More extensive vocabulary needed to educate public

I often open the newspaper and wonder why I never see words more than eight or nine letters. Sentences longer than 15 words? Out of the question. It seems like I’m back in middle school – reading at a sixth-grade level.So, why do the media write at a lower level? Do they really think we have the mind capacity of an adolescent? Oops, I can’t use that word; it’s 10 letters.

Mindy Mizell, a freelance journalist in Washington, D.C., believes that since most people talk and listen at a sixth-grade level, writing at a higher level would come across as fake and removed. But John Miller, a journalism professor at TCU, says the media don’t write at a sixth grade level – they write to their audiences.

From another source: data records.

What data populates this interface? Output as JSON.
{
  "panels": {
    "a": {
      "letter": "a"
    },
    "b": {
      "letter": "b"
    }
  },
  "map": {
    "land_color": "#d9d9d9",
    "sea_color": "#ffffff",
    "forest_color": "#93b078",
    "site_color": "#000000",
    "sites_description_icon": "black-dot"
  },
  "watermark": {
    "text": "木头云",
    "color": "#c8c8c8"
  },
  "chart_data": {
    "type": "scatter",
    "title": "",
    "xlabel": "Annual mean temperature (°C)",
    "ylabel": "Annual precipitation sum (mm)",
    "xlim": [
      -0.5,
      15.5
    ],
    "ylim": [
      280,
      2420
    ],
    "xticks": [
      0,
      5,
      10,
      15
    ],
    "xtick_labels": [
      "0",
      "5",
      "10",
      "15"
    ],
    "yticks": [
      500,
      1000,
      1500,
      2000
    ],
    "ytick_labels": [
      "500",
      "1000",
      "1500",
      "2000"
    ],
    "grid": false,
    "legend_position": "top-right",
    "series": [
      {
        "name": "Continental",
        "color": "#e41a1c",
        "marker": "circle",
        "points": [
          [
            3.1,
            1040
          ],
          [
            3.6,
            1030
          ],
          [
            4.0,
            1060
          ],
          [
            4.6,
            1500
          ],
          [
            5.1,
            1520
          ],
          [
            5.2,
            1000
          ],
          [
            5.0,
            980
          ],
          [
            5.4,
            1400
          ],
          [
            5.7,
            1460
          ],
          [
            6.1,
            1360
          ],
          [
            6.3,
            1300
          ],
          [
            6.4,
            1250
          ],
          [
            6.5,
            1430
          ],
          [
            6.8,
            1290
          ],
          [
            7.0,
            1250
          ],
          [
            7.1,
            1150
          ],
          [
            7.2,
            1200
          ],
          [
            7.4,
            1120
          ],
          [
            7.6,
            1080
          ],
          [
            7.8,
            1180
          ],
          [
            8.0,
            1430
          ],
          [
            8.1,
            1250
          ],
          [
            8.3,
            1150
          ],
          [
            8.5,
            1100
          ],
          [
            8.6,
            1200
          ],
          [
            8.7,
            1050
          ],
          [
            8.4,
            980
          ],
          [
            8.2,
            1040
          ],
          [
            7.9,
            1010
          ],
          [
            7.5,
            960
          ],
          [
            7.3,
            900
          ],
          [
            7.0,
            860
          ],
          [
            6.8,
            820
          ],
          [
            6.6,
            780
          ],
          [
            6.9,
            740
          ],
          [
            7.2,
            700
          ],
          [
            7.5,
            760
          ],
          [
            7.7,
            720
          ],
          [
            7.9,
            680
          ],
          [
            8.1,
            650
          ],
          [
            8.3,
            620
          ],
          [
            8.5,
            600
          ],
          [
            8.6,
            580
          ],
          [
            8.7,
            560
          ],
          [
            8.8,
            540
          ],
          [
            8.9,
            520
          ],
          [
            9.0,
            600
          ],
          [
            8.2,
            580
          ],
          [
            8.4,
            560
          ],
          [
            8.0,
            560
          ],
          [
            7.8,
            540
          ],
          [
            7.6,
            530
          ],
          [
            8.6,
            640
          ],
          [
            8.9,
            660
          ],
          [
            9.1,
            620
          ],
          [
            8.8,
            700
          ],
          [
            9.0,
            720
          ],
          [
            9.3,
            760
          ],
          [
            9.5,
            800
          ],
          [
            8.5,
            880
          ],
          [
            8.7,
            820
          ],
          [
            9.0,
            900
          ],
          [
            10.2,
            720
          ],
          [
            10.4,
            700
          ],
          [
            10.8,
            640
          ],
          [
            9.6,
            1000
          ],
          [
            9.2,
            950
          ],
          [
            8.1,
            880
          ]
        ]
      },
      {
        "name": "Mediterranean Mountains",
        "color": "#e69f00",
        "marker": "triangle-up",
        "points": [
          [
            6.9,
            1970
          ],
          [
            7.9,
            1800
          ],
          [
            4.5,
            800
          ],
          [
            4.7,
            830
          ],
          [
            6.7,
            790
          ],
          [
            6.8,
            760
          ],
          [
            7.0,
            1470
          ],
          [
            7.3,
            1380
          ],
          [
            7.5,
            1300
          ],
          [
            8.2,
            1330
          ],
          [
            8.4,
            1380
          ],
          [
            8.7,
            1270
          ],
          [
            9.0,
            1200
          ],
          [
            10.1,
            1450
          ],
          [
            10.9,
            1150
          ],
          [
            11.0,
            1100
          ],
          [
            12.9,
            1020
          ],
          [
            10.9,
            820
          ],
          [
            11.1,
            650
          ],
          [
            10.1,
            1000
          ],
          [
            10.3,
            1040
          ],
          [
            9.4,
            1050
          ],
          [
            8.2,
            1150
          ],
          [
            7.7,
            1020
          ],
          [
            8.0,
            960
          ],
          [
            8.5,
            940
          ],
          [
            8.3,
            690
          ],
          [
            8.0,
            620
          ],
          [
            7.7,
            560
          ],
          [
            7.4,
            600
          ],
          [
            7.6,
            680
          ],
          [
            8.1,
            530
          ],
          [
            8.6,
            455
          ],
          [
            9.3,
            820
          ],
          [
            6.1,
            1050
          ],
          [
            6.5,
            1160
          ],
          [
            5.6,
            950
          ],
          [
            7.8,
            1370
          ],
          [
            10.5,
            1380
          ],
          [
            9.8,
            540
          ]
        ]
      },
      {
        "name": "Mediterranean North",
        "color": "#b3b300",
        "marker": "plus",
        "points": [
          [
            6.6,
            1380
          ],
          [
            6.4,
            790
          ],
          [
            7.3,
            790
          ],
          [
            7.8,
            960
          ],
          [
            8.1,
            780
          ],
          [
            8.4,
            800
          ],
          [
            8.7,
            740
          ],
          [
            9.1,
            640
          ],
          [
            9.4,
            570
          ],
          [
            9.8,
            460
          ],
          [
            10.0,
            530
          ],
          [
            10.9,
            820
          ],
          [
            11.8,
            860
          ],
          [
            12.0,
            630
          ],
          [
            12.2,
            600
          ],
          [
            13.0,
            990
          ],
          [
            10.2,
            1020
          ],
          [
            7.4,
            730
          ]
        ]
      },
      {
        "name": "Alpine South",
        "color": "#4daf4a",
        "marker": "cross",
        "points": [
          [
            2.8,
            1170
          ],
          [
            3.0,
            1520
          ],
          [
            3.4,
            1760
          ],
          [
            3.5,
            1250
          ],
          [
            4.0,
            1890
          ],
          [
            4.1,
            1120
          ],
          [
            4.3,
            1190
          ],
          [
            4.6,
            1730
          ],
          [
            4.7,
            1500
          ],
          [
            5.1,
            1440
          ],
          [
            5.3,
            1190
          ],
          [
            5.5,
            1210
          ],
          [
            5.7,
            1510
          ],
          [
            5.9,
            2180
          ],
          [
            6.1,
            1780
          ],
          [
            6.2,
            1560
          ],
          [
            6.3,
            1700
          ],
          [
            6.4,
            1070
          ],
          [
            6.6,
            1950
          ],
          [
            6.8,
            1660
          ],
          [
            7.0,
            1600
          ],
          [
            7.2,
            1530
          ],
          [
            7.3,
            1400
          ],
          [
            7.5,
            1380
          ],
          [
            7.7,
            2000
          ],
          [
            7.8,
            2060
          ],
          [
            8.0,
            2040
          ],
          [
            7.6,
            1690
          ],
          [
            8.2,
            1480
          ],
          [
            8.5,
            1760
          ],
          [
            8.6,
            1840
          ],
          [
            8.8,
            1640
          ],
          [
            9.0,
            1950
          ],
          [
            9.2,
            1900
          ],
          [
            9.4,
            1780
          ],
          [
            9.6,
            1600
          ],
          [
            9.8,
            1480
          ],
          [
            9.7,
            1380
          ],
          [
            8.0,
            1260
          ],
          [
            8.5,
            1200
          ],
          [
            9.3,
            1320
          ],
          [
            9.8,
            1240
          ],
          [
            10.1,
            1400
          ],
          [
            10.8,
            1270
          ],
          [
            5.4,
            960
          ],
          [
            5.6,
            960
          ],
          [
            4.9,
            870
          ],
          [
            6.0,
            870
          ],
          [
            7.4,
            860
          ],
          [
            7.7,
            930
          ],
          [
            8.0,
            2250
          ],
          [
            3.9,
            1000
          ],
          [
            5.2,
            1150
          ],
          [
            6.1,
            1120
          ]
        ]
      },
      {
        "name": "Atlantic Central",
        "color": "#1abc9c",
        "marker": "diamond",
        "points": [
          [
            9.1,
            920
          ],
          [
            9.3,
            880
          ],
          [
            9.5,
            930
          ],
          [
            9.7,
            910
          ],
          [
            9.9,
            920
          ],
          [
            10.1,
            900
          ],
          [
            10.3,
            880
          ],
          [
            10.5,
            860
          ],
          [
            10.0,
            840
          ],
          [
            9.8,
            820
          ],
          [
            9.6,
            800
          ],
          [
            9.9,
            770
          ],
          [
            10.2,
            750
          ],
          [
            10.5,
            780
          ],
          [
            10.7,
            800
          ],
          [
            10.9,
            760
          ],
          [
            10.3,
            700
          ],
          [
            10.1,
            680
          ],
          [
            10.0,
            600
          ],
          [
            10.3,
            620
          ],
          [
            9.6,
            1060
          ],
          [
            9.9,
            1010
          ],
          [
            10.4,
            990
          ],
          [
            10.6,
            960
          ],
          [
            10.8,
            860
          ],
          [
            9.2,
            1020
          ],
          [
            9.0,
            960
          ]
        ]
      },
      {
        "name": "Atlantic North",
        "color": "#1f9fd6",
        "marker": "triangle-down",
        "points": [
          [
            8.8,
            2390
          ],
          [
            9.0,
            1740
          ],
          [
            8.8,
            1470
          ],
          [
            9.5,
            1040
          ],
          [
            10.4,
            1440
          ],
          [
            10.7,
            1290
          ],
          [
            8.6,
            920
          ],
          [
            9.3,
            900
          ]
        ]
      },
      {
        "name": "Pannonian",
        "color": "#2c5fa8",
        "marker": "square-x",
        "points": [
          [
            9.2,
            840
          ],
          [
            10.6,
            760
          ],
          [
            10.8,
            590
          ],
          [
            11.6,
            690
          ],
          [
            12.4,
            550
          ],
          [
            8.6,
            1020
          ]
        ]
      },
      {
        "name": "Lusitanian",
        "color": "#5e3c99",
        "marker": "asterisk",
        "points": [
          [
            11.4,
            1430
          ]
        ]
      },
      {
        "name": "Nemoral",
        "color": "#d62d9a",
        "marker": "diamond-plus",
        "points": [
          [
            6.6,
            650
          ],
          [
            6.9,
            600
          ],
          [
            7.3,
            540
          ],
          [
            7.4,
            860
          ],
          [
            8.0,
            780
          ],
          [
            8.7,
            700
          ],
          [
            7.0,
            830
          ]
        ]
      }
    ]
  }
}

Perhaps another reason the media write at a lower level is so people can understand it more easily – but essentially, the reason is so that readers and viewers don’t have to think or work in order to get their news. I personally don’t mind a little work here and there; it keeps a person’s mind from atrophying. (Get out that dusty old dictionary and look up that word instead of my spoon-feeding you the meaning.) But is the newspaper meant to be mental bubble gum, or the 10 o’clock news a lullaby? I can see that being the purpose of a television sitcom. You’re supposed to sit and relax when watching those shows, not decipher convoluted sentences.

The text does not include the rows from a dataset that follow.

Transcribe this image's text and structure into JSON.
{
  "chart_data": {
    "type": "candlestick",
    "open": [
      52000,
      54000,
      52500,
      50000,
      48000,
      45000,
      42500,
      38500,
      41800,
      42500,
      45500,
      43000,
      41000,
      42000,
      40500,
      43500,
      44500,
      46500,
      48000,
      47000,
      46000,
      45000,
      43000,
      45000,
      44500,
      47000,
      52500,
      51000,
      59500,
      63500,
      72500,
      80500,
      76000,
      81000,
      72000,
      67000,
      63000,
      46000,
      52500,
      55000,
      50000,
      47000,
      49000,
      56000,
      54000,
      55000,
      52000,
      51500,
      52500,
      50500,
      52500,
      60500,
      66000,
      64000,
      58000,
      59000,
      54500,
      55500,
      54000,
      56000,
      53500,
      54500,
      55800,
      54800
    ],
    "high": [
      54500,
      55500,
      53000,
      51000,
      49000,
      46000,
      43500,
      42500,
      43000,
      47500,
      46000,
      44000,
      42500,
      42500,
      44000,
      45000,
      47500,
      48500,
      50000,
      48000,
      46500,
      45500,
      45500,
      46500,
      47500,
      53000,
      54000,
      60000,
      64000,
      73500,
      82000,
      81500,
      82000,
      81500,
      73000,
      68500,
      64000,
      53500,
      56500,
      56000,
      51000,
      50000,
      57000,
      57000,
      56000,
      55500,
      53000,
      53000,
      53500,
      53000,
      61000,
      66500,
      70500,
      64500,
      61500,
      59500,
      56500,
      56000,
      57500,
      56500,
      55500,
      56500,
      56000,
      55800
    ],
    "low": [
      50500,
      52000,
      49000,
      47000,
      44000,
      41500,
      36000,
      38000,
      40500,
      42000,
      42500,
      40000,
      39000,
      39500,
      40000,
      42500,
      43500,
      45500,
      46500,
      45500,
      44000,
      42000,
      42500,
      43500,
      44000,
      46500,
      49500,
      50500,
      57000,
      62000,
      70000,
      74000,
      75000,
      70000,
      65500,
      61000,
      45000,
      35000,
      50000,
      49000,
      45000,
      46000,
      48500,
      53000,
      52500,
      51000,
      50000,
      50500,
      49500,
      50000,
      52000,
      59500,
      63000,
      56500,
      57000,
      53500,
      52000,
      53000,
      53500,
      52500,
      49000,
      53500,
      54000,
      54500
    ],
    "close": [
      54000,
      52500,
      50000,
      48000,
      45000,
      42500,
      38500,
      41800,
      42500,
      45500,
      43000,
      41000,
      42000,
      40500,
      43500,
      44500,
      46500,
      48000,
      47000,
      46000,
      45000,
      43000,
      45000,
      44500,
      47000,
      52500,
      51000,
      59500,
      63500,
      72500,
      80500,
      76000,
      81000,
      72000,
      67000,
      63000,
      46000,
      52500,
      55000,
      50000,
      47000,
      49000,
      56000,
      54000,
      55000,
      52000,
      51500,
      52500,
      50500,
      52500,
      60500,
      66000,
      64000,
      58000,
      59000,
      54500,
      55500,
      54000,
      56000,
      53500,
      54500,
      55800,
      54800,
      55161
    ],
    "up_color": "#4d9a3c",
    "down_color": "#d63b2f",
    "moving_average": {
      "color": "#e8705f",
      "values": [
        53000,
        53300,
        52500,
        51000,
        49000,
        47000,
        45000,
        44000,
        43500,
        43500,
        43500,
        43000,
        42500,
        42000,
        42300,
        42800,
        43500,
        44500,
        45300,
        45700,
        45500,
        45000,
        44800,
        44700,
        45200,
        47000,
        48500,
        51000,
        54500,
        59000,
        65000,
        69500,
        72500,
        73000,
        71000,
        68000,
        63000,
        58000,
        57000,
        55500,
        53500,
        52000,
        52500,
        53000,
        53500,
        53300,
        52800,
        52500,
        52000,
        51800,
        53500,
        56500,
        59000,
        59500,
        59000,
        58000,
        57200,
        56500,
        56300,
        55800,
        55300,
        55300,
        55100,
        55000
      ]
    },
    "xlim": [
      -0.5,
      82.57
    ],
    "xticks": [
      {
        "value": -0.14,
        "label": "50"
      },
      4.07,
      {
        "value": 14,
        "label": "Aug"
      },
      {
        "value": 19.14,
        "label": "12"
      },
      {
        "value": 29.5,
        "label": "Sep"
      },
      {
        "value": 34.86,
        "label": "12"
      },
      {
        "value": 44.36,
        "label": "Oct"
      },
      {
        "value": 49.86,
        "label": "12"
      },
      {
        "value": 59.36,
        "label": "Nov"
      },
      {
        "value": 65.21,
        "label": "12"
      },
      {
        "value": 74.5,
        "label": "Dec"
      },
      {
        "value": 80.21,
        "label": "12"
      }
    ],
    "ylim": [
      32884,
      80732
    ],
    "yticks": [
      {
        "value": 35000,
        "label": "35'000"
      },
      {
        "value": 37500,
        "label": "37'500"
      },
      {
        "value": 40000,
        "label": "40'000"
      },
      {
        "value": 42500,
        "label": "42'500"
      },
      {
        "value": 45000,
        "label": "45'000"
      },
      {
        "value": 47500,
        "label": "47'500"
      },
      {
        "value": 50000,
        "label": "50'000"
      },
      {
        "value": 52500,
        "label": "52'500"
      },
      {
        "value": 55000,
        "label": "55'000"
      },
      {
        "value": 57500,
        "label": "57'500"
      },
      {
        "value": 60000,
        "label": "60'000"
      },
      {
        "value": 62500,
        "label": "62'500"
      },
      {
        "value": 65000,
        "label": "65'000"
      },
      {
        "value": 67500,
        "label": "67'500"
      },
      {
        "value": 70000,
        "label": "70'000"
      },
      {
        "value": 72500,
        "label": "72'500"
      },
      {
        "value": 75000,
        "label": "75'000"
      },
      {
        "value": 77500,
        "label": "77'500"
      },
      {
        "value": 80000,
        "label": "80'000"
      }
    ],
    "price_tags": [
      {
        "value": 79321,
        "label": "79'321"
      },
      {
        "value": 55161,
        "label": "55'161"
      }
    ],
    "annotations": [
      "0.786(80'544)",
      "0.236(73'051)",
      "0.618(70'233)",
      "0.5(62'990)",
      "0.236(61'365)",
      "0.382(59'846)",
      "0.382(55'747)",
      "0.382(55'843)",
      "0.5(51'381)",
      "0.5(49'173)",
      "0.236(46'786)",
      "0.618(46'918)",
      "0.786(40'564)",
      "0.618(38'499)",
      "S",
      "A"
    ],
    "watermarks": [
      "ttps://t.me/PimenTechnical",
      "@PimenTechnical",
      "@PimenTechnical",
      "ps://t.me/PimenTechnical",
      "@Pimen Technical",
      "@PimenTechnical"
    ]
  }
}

If the media wrote at a higher level, I believe readers and viewers would become more acquainted with the multifarious words. However, John Tisdale, a journalism professor at TCU, says the media would likely lose readership and viewership if they wrote at higher levels.

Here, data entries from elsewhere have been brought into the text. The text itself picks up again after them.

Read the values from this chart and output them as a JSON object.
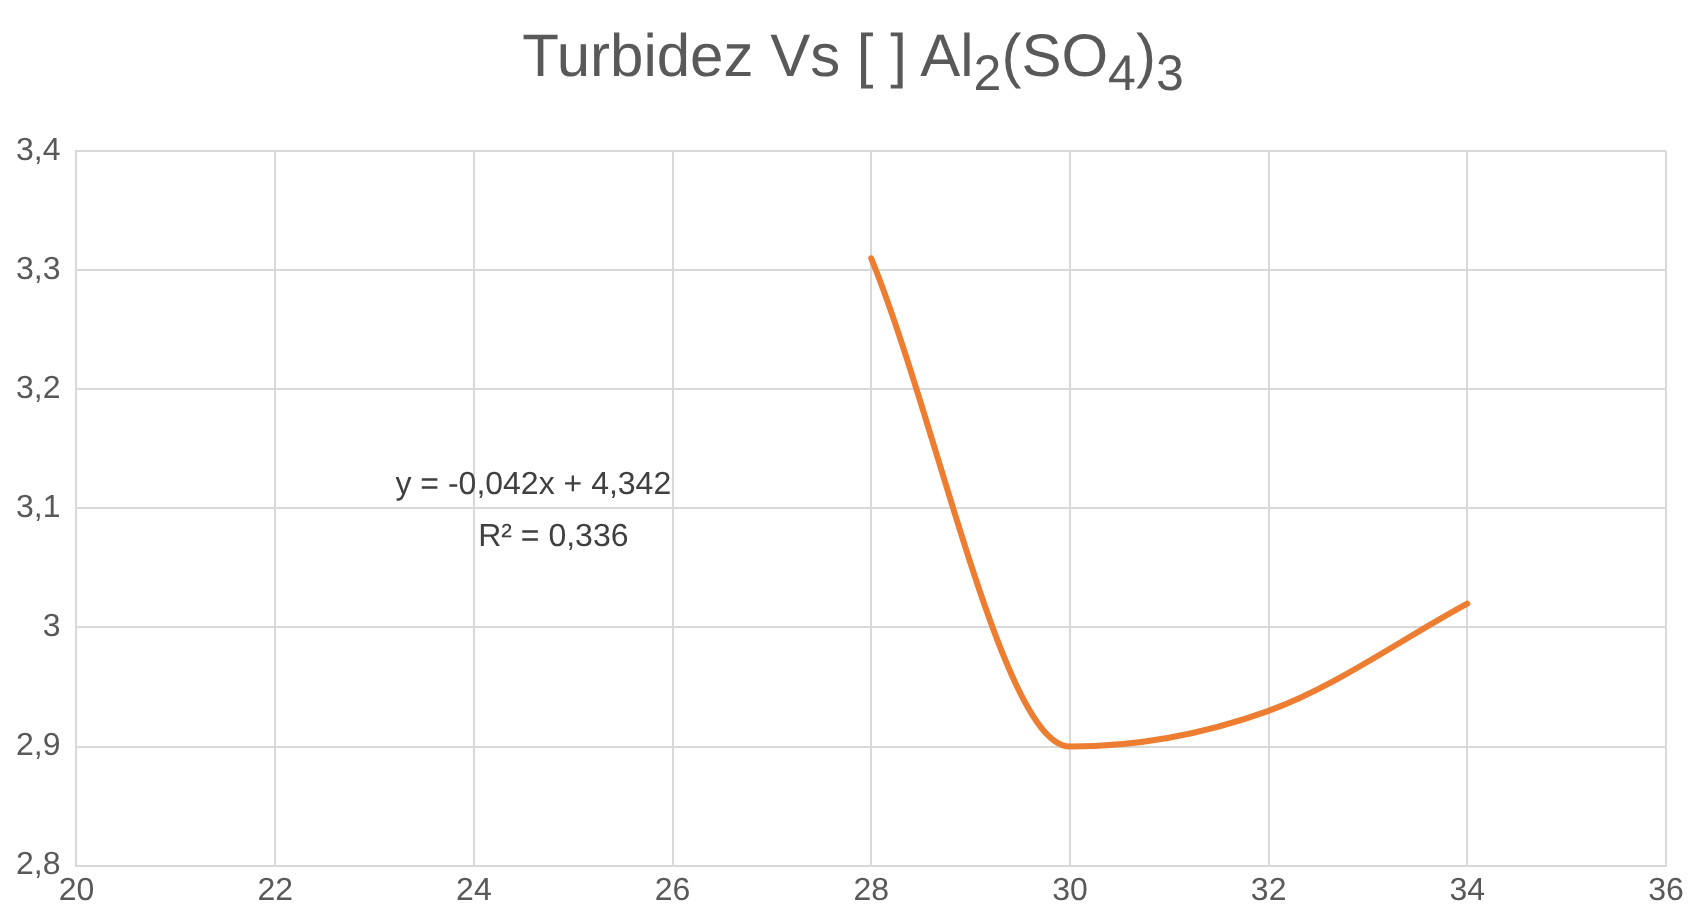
{
  "chart_data": {
    "type": "line",
    "title": "Turbidez Vs [ ] Al$_{2}$(SO$_{4}$)$_{3}$",
    "x": [
      28,
      30,
      32,
      34
    ],
    "series": [
      {
        "color": "#ed7d31",
        "values": [
          3.31,
          2.9,
          2.93,
          3.02
        ]
      }
    ],
    "xlim": [
      20,
      36
    ],
    "xticks": [
      20,
      22,
      24,
      26,
      28,
      30,
      32,
      34,
      36
    ],
    "ylim": [
      2.8,
      3.4
    ],
    "yticks": [
      {
        "value": 2.8,
        "label": "2,8"
      },
      {
        "value": 2.9,
        "label": "2,9"
      },
      {
        "value": 3,
        "label": "3"
      },
      {
        "value": 3.1,
        "label": "3,1"
      },
      {
        "value": 3.2,
        "label": "3,2"
      },
      {
        "value": 3.3,
        "label": "3,3"
      },
      {
        "value": 3.4,
        "label": "3,4"
      }
    ],
    "annotations": [
      "y = -0,042x + 4,342",
      "R² = 0,336"
    ],
    "grid": true,
    "legend": false,
    "marker": "none",
    "line_style": "solid"
  }
}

I remember that when I was in elementary school, my mom made me read “classic” books so I would become a prodigious writer. Whenever I didn’t know what something meant, she made me look it up in the dictionary. I learned more by reading at a higher level.

Maybe if the media adopted my mother’s worldview and forced their readers and viewers to associate with obfuscating words, then reading the paper or watching the news would become a complete learning experience. The general public would be both updating themselves on current events and familiarizing themselves with a few more words in the American lexicon.

I think the media should raise the bar in their writing. We’re not dumb, and I don’t think the media should treat us like we are. I think that with a little practice and a slight boost from the media, we could become quite dexterous at understanding word usage.

Christina Durano is a freshman broadcast journalism major from Albuquerque, N.M.